Frühere Wangener Hospizleiterin steht vor Gericht
Es geht um Betrug, Urkundenunterdrückung und Verstoß gegen das Arzneimittelgesetz
- Knapp zwei Jahre nach dem Höhepunkt der Krise um das Hospiz hat am Dienstag vor dem Wangener Amtsgericht ein Strafprozess gegen die damalige Leiterin der Einrichtung, die Medizinerin Annegret Kneer, begonnen. Ihr werden Betrug in drei Fällen sowie Urkundenunterdrückung und ein Verstoß gegen das Arzneimittelgesetz vorgeworfen. Die Staatsanwaltschaft hat einen Strafbefehl über 120 Tagessätze zu je 60 Euro beantragt. Nach gut vierstündiger Verhandlung gab es noch keine Entscheidung. Vor allem die Anklage will weitere Zeugen hören.
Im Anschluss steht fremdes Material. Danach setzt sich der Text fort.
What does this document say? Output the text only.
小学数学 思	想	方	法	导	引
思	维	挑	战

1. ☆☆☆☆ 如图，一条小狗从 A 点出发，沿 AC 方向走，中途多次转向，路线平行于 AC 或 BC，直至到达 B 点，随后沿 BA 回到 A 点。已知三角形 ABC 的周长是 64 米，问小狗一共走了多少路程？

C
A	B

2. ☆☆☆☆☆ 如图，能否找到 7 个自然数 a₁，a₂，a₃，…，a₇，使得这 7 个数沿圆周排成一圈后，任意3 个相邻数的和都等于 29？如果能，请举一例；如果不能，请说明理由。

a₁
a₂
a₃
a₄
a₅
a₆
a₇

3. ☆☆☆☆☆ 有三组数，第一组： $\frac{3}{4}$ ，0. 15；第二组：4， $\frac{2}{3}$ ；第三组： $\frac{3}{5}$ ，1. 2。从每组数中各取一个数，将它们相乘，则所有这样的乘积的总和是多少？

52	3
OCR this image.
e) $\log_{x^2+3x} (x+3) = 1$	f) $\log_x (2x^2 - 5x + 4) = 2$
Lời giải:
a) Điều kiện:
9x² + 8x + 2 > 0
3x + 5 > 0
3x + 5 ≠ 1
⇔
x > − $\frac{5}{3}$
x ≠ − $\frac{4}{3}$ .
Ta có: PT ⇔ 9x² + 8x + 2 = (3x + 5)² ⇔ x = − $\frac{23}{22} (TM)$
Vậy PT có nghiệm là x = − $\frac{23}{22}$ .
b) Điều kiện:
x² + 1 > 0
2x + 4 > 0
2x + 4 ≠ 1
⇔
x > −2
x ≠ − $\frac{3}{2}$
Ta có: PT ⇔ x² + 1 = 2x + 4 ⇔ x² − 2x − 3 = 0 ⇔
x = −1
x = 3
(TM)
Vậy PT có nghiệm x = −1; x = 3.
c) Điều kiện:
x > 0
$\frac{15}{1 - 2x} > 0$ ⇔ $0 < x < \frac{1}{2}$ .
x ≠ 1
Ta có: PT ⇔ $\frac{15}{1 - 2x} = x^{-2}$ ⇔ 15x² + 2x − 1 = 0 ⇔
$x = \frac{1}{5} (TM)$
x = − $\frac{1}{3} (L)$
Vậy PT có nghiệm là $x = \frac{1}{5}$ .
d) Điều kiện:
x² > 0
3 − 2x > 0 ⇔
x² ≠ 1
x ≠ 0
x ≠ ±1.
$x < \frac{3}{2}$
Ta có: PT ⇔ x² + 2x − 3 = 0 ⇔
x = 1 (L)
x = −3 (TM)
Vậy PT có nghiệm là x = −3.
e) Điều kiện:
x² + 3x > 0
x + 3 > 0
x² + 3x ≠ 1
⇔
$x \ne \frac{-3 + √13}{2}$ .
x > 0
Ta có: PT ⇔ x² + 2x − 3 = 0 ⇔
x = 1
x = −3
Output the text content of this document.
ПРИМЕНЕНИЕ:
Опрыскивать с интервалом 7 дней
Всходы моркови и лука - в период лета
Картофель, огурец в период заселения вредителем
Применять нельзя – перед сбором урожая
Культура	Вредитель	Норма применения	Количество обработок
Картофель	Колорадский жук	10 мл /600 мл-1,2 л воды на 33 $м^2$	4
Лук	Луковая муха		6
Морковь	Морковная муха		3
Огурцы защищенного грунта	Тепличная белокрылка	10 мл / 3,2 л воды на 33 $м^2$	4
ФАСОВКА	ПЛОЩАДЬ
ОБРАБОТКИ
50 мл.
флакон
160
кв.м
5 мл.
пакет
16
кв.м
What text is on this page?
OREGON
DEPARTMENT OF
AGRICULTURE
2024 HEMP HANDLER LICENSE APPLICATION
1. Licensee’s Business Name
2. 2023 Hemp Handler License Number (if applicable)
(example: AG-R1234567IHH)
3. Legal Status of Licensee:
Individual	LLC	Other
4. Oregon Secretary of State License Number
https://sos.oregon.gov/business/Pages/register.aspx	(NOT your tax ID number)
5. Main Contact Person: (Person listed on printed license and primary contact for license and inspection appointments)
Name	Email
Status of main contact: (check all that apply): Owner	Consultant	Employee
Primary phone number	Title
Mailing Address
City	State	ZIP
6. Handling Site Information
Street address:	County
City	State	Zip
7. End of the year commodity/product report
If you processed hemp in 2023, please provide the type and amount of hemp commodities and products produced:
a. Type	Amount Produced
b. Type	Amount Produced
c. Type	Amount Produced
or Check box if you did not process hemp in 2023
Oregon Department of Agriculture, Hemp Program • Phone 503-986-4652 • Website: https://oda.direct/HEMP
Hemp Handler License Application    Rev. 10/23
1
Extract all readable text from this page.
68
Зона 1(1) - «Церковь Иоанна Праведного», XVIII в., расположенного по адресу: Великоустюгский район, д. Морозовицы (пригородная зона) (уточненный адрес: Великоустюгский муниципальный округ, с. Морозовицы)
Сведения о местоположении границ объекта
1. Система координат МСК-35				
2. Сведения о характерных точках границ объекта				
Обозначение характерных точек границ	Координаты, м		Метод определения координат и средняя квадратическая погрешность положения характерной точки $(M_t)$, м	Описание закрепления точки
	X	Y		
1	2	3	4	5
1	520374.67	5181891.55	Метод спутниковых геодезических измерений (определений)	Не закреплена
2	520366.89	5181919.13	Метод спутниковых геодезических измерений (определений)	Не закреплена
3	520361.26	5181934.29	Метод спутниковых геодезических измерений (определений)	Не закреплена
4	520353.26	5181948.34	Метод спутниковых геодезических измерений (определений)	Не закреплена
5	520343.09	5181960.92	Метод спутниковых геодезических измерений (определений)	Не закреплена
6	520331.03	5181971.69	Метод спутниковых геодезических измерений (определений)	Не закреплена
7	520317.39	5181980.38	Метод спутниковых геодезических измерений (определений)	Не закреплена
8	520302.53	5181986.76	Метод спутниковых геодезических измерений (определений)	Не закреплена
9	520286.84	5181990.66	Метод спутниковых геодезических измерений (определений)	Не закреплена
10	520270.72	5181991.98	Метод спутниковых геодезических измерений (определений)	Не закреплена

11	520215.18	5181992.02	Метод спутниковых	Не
Rückblick: Ende September 2016 musste das Wangener Hospiz für mehrere Monate schließen. Im Laufe des Jahres hatten diverse Mitarbeiterinnen gekündigt. Und als sich weitere von ihnen krank meldeten, kam der Betrieb im fünften Obergeschoss des Krankenhauses zum Erliegen.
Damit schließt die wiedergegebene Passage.